Ein atmosphärisch dichter historischer Roman mit Kriminalhandlung – über die letzten Tage des Dritten Reiches und die ersten Schritte in eine neue Zeit.
Mai 1945. Flensburg. Der Krieg ist vorbei. Doch ausgerechnet in Mürwik befindet sich noch immer der letzte Regierungssitz des Deutschen Reiches. Während außerhalb Flensburgs die Zeit für das untergegangene Reich bereits abgelaufen ist, gelten innerhalb des Kriegsmarinestützpunkts Mürwik noch immer seine alten Regeln.
Der verwundete Wehrmachtsoldat Joachim Farmer hofft, den Krieg endlich hinter sich lassen zu können. Im Marine-Lazarett begegnet er der Krankenschwester Mathilda Reiser und dem Stabsarzt Dr. Johannes Kusch. Doch als zwei Soldaten unter rätselhaften Umständen sterben, wird Farmer ungewollt in die Suche nach der Wahrheit hineingezogen.
Zwischen den letzten Tagen der Dönitz-Regierung, den Ermittlungen britischer Offiziere und den erschütternden Nachrichten aus den befreiten Konzentrationslagern geraten Gewissheiten ins Wanken. Was zunächst wie zwei ungeklärte Todesfälle erscheint, entwickelt sich zu einer Suche nach Verantwortung, Schuld und der Frage, wie ein Krieg wirklich endet. Vor dem Hintergrund realer Ereignisse erzählt der Roman eindringlich, sorgfältig recherchiert und menschlich.

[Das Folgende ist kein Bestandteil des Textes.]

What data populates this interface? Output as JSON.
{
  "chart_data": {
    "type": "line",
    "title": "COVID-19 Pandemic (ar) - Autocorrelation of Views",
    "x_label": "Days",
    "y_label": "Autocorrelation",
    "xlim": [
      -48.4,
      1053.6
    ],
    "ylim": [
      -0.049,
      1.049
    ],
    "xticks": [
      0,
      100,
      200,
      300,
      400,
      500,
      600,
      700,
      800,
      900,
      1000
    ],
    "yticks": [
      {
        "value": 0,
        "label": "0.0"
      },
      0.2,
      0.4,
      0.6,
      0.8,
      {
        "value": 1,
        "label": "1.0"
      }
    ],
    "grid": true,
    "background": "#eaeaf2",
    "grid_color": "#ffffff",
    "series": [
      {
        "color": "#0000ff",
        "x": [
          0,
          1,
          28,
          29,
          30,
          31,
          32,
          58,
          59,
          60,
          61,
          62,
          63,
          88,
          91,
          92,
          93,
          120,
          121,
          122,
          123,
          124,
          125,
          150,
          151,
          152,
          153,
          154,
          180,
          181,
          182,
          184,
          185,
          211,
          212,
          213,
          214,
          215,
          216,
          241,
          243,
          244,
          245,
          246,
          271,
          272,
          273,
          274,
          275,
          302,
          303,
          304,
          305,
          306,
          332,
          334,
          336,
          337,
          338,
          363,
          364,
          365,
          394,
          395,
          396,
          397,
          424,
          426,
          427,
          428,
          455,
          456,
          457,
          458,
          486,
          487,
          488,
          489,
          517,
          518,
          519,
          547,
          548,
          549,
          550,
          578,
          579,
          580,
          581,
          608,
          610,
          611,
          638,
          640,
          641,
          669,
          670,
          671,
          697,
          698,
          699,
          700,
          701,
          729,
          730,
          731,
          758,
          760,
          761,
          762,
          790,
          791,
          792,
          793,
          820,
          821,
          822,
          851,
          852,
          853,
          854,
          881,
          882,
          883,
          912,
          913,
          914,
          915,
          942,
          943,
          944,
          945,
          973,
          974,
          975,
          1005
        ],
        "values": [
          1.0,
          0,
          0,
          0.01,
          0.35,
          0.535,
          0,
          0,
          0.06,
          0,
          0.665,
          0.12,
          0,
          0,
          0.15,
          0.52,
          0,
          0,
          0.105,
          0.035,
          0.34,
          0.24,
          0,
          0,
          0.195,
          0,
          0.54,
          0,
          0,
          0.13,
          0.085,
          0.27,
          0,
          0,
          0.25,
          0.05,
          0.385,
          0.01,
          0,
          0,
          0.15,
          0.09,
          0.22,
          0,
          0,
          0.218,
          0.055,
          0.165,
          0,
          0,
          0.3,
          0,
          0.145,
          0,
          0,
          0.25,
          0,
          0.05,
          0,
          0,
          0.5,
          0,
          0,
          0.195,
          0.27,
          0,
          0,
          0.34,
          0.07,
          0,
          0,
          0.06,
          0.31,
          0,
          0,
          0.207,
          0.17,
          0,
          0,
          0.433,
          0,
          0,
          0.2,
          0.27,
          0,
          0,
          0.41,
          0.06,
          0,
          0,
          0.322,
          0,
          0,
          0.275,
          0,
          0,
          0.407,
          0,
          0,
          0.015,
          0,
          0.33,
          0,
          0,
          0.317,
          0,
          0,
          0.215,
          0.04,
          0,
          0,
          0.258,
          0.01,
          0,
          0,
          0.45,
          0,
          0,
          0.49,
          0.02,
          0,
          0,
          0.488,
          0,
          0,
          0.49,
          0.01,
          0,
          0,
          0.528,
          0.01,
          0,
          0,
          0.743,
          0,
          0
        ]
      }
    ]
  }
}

Nachgefragt bei Tarek Bamberger
Was ist der zentrale Kern des Buches?
Mich interessiert die Frage, was Menschen tun, wenn plötzlich nichts mehr da ist – wenn niemand mehr Verantwortung übernimmt, die alten Werte und Gewissheiten zusammenbrechen und Orientierung verloren geht. Genau in einer solchen Situation spielt mein Roman. Am Ende des Dritten Reiches gab es Menschen, die Verantwortung übernommen und sich gefragt haben, was richtig ist. Das ist für mich einer der Fundamentsteine unseres demokratischen Rechtsstaates. Es gab aber auch die anderen, die die Augen verschlossen haben. Deshalb sind Erinnerungs- und Verantwortungskultur für mich keine Themen der Vergangenheit, sondern zentrale Säulen einer funktionierenden Demokratie.
Wie ist die Idee entstanden?
Eigentlich wollte ich schon immer schreiben. Irgendwann entstand der Wunsch, einen größeren Stoff zu erzählen. Mich beschäftigt vor allem: Was geschieht mit Menschen, wenn plötzlich alles wegbricht? Wie konnte aus der Leere nach 1945 wenige Jahre später ein demokratischer Staat wie die Bundesrepublik entstehen? Hinzu kommt ein persönlicher Bezug: Ich komme aus Flensburg. Mein Großvater strandete dort 1945, verwundet, ganz ähnlich wie meine Hauptfigur Joachim Farmer. Farmer geht den Weg, den ich meinem Großvater gewünscht hätte. Dass das Buch am 102. Geburtstag meines Großvaters erschienen ist, war für mich ein besonderer Moment.
Was sollen Leserinnen und Leser mitnehmen?
Ich wünsche mir, dass die Leserinnen und Leser das Buch mit der Erkenntnis schließen, dass Geschichte nie nur aus Daten, Politik oder großen Entscheidungen besteht. Sie wird immer von Menschen gemacht – von ihren Entscheidungen, ihrem Mut, ihrem Wegsehen oder ihrem Handeln. Vielleicht regt der Roman dazu an, sich selbst zu fragen, wie man in einer Situation gehandelt hätte, in der plötzlich nichts mehr selbstverständlich ist. Und vielleicht macht er deutlich, dass Verantwortung nicht erst bei den großen Entscheidungen beginnt, sondern oft bei den kleinen.